Monday, August 6, 2018

Film: PRAIRIE TRILOGY



1978-1980 / 120min / DCP

DIRECTOR: JOHN HANSON & ROB NILSSON

John Hanson and Rob Nilsson, co-directors of Cannes Camera d’Or winner Northern Lights and fellow members of San Francisco’s Cine Manifest film collective, collaborated on this remarkable series of documentaries underwritten by the North Dakota Humanities Council and the North Dakota AFL-CIO. In Prairie Fire, 97-year-old ex-organizer and poet Henry Martinson recounts the 1916 birth of the Socialist Nonpartisan League—also the subject of Northern Lights—his narrative accompanied by images shot by Nilsson’s own grandfather, Frithjof Holmboe. Rebel Earth finds Martinson, accompanied by a younger farmer, revisiting the scenes of his life, seeking out the spot of his Divide County homestead. Survivor, finished the year before Martinson’s death, focuses on the biography of its subject, found in a funny and expansive mood. A gorgeously-shot work of documentary-as-historical corrective, which finds hope for the future through excavating a radical past.

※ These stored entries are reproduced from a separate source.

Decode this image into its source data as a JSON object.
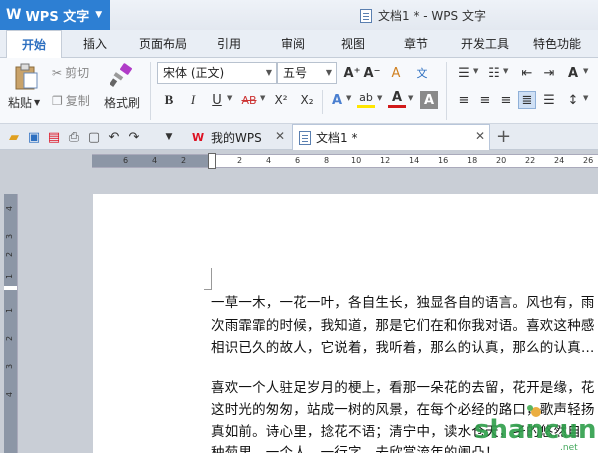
{
  "app": {
    "name": "WPS 文字",
    "logo": "W",
    "doc_title": "文档1 * - WPS 文字"
  },
  "menu": [
    "开始",
    "插入",
    "页面布局",
    "引用",
    "审阅",
    "视图",
    "章节",
    "开发工具",
    "特色功能"
  ],
  "ribbon": {
    "paste": "粘贴",
    "cut": "剪切",
    "copy": "复制",
    "format_painter": "格式刷",
    "font_name": "宋体 (正文)",
    "font_size": "五号",
    "bold": "B",
    "italic": "I",
    "underline": "U",
    "strike": "AB",
    "superscript": "X²",
    "subscript": "X₂",
    "text_effect": "A",
    "highlight": "ab",
    "font_color": "A",
    "char_shading": "A",
    "grow_font": "A⁺",
    "shrink_font": "A⁻",
    "clear_format": "A",
    "pinyin": "文"
  },
  "tabs": [
    {
      "label": "我的WPS"
    },
    {
      "label": "文档1 *"
    }
  ],
  "ruler": {
    "h_left": [
      "6",
      "4",
      "2"
    ],
    "h_right": [
      "2",
      "4",
      "6",
      "8",
      "10",
      "12",
      "14",
      "16",
      "18",
      "20",
      "22",
      "24",
      "26"
    ],
    "v": [
      "4",
      "3",
      "2",
      "1",
      "1",
      "2",
      "3",
      "4"
    ]
  },
  "document": {
    "lines": [
      "一草一木，一花一叶，各自生长，独显各自的语言。风也有，雨",
      "次雨霏霏的时候，我知道，那是它们在和你我对语。喜欢这种感",
      "相识已久的故人，它说着，我听着，那么的认真，那么的认真…",
      "",
      "喜欢一个人驻足岁月的梗上，看那一朵花的去留，花开是缘，花",
      "这时光的匆匆，站成一树的风景，在每个必经的路口，歌声轻扬",
      "真如前。诗心里，捻花不语；清宁中，读水仓天，孑的悠然自",
      "种菊里，一个人，一行字，去欣赏流年的阑凸！"
    ]
  },
  "watermark": {
    "text": "shancun",
    "sub": ".net"
  },
  "colors": {
    "accent": "#2d7fd3",
    "font_color": "#d11a1a",
    "highlight": "#ffe600"
  }
}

Film: Jeanne Dielman, 23, quai du Commerce, 1080 Bruxelles



Dir. Chantal Akerman
1976 Belgium/France
French with English Subtitles
201 minutes

A landmark of feminist art, Chantal Akerman’s minimalist masterpiece is both a monumental and microscopic view of three days in the life of a fastidious Belgian single mother (a sphinx-like Delphine Seyrig) as she goes about her housework, peeling potatoes and washing dishes with the same clinical detachment with which she makes love to the occasional john. And then slowly, almost imperceptibly, things begin to go awry… The rigorous, relentlessly impassive gaze of Babette Mangolte’s camera is transfixing but, in the words of the director, “never voyeuristic”; it’s a uniquely feminine way of seeing made manifest by one of the most sui generis filmmaker-cinematographer partnerships in history.